The majority of NLR studies to date have divided study populations into tertiles, and each tertile group was a categorical variable used to predict poor outcome. We did not divide our population into tertiles as we aimed to determine an optimal NLR cut-off value. Instead, we used ROC analysis to define the optimal NLR cut-off using NLR as a continuous variable. This optimal NLR was then compared with other potential cut-off values. Higher NLR cut-off values were more accurate in predicting poor outcome on all 3 days (day 0, 33.1 % to 57.7 %; day 1, 46.2 % to 62.3 %; day 2, 60.2 % to 72.4 %) but exhibited decreased sensitivity. Azab et al. recommended an NLR of 4.7 on the notion that sensitivity is of greater importance than specificity as conservative supportive management should be the initial level of care in all cases.25 However, we aimed to develop a tool with acceptable sensitivity but greater specificity. This is important as poor specificity and PPV (not sensitivity) are the weaknesses of current AP scoring systems. The incorporation of a variable with high specificity would enhance current scoring systems rather than one with high sensitivity but low specificity.

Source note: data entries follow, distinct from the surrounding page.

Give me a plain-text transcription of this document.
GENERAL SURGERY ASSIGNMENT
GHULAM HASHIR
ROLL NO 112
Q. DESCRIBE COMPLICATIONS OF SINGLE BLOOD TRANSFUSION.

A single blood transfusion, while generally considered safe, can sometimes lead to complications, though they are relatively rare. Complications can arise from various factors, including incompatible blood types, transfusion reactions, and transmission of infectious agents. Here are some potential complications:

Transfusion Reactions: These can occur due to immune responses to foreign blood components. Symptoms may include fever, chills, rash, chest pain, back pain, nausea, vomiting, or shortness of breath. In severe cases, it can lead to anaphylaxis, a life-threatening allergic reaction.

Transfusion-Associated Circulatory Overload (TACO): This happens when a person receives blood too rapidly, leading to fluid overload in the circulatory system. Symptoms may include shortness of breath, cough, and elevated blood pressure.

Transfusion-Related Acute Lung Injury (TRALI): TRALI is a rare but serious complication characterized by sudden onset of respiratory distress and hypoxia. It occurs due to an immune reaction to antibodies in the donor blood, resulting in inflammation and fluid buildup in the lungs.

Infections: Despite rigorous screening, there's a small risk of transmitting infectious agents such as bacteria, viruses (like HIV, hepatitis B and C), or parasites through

The cut-off values generated by ROC analysis were highest on admission and progressively decreased during admission to an NLR of 4.8 at 48 h. This is similar to the NLR of 4.7 derived from the healthy American population.25,29 This return to normal NLR is indicative of the fact that the majority of our study consisted of patients with favorable outcome (n = 122/142) who had recovered during the first 48 h of hospitalization. Thus, the overall study NLR would be expected to return to normal population levels except for those who had an ongoing inflammatory process. At this stage, a persistently high NLR would have greater predictive value than at admission, and this is demonstrated in the superior accuracy of all NLR cut-off values on day 2 compared to the same NLR on day 0. This could lead to a model where different NLR cut-offs are used at admission (NLR ≥ 8) and at 48 h (NLR ≥ 5). Imrie scores were also significantly different in the two groups, confirming the Imrie score as a valid tool in reflecting prognosis. The benefit of the NLR is that it only requires a full blood count and is thus easier to perform, more repeatable, and does not require arterial blood gas or extended biochemistry.

Conclusions

The NLR can simply be determined from an element of the routine work-up of patients with AP and therefore accumulates no additional cost, and appears to correlate with outcome. Continuous NLR monitoring on each day of admission provides a dynamic reflection of the variable course of AP, with optimal NLRs varying with changes in patient status. We aim to optimize the NLR and investigate if incorporation into current AP prognostic scoring systems increases the accuracy of current methods.